Migration is easy. NetOps teams with existing DNS business logic organized by site, country, region, city, or other breakout typologies can transfer that logic to Edge DNS GSLB. Rules are implemented at the network level to base distribution on subnets, with domain-level exceptions as needed.

Figure 1. DNS GSLB network/subnet methodology fits any existing network typology

Figure 1. DNS GSLB network/subnet methodology fits any existing network typology
Mechanisms and strategies
Use cases
1. Multiregion disaster recovery
Ensure availability for critical services (e.g., app.example.local) across regions with routing that adapts to network conditions. Define resolution logic based on consumer and producer subnet groupings to match current infrastructure.

Figure 2. Normal operations with primary endpoints online
During normal operations, consumer networks (e.g., Subnet A and Subnet B) resolve to healthy primary production networks (Subnet M and Subnet N). Responses are optimized and distributed based on business-aligned policies (geographic affinity, capacity, performance).

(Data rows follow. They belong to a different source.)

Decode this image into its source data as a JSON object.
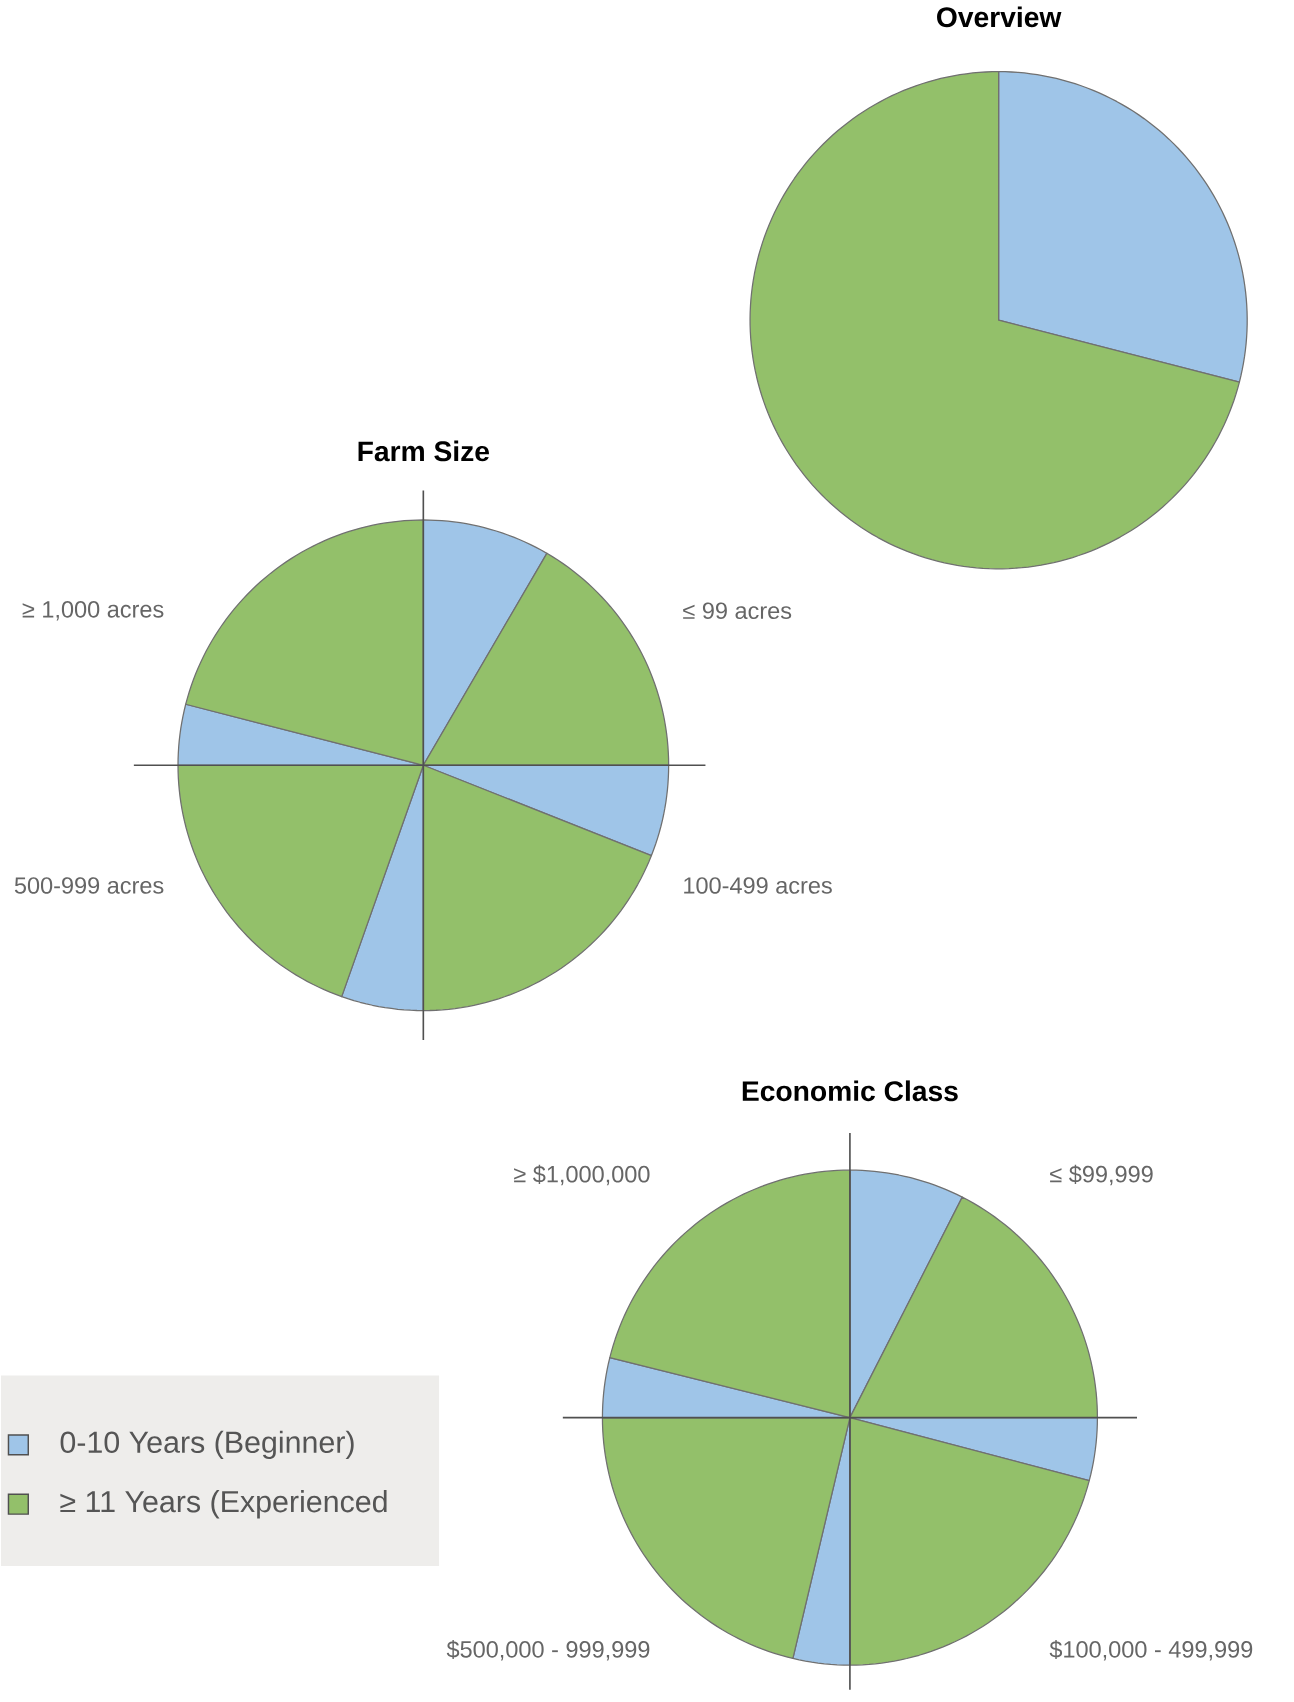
{
  "chart_data": [
    {
      "type": "pie",
      "title": "Overview",
      "categories": [
        null,
        null
      ],
      "values": [
        29,
        71
      ],
      "colors": [
        "#9fc5e8",
        "#93c06a"
      ]
    },
    {
      "type": "pie",
      "title": "Farm Size",
      "categories": [
        null,
        "≤ 99 acres",
        null,
        "100-499 acres",
        null,
        "500-999 acres",
        null,
        "≥ 1,000 acres"
      ],
      "values": [
        8.4,
        16.6,
        6.0,
        19.0,
        5.4,
        19.6,
        4.0,
        21.0
      ],
      "colors": [
        "#9fc5e8",
        "#93c06a",
        "#9fc5e8",
        "#93c06a",
        "#9fc5e8",
        "#93c06a",
        "#9fc5e8",
        "#93c06a"
      ]
    },
    {
      "type": "pie",
      "title": "Economic Class",
      "categories": [
        null,
        "≤ $99,999",
        null,
        "$100,000 - 499,999",
        null,
        "$500,000 - 999,999",
        null,
        "≥ $1,000,000"
      ],
      "values": [
        7.5,
        17.5,
        4.1,
        20.9,
        3.7,
        21.3,
        3.9,
        21.1
      ],
      "colors": [
        "#9fc5e8",
        "#93c06a",
        "#9fc5e8",
        "#93c06a",
        "#9fc5e8",
        "#93c06a",
        "#9fc5e8",
        "#93c06a"
      ],
      "annotations": [
        "0-10 Years (Beginner)",
        "≥ 11 Years (Experienced"
      ]
    }
  ]
}
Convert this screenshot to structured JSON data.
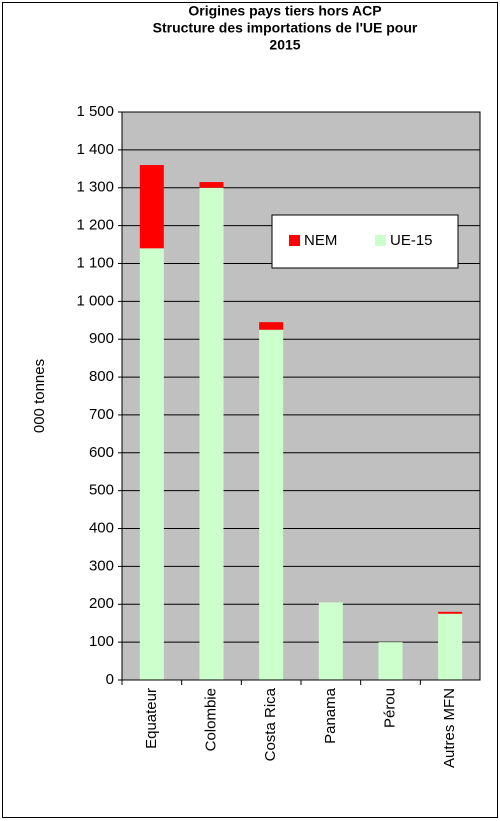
{
  "chart_data": {
    "type": "stacked_bar",
    "title": [
      "Origines pays tiers hors ACP",
      "Structure des importations de l'UE pour",
      "2015"
    ],
    "y_label": "000 tonnes",
    "categories": [
      "Equateur",
      "Colombie",
      "Costa Rica",
      "Panama",
      "Pérou",
      "Autres MFN"
    ],
    "series": [
      {
        "name": "NEM",
        "color": "#ff0000",
        "values": [
          220,
          15,
          20,
          0,
          0,
          5
        ]
      },
      {
        "name": "UE-15",
        "color": "#ccffcc",
        "values": [
          1140,
          1300,
          925,
          205,
          100,
          175
        ]
      }
    ],
    "ylim": [
      0,
      1500
    ],
    "yticks": [
      0,
      100,
      200,
      300,
      400,
      500,
      600,
      700,
      800,
      900,
      {
        "value": 1000,
        "label": "1 000"
      },
      {
        "value": 1100,
        "label": "1 100"
      },
      {
        "value": 1200,
        "label": "1 200"
      },
      {
        "value": 1300,
        "label": "1 300"
      },
      {
        "value": 1400,
        "label": "1 400"
      },
      {
        "value": 1500,
        "label": "1 500"
      }
    ],
    "grid": true,
    "plot_background": "#c0c0c0",
    "legend": "upper right"
  }
}
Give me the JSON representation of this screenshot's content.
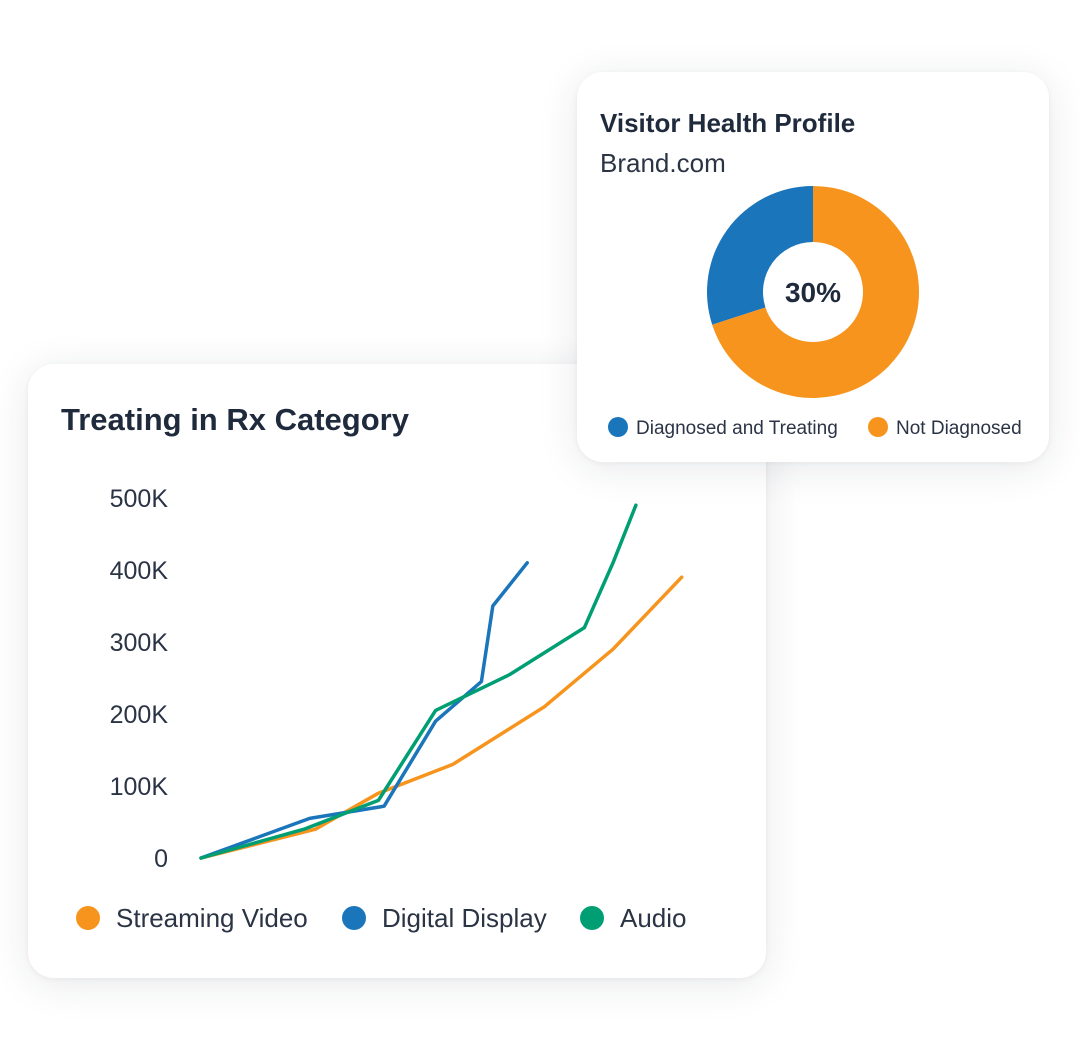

If Subnet M and Subnet N become unavailable (e.g., outage, DDoS), DNS GSLB dynamically reroutes traffic to Subnet O in another city or cloud region—without waiting for TTLs or manual reconfiguration.

For partial failures (e.g., only Subnet N down), traffic shifts to Subnet M immediately. Once health checks confirm recovery, traffic rebalances according to the original priority logic—no manual adjustments required.
A single gateway or shared service fronting multiple applications can be health-checked and governed by a single GSLB rule to redirect all dependent applications if the gateway becomes unavailable.
2. Per-application multinetwork delivery
Define precise, domain-specific routing policies for each application—even within the same consumer network block—so different applications can use distinct network paths and priorities without extra infrastructure.

Example: All queries from IP Block A route to Subnet M by default, but app.example.local is overridden to Subnet P.

Example: In IP Block A, dev.example.local routes to Subnet P (performance/proximity), while hr.example.local routes to Subnet M (compliance/data residency).
This enables nuanced, application-level routing across shared environments with centralized visibility and control.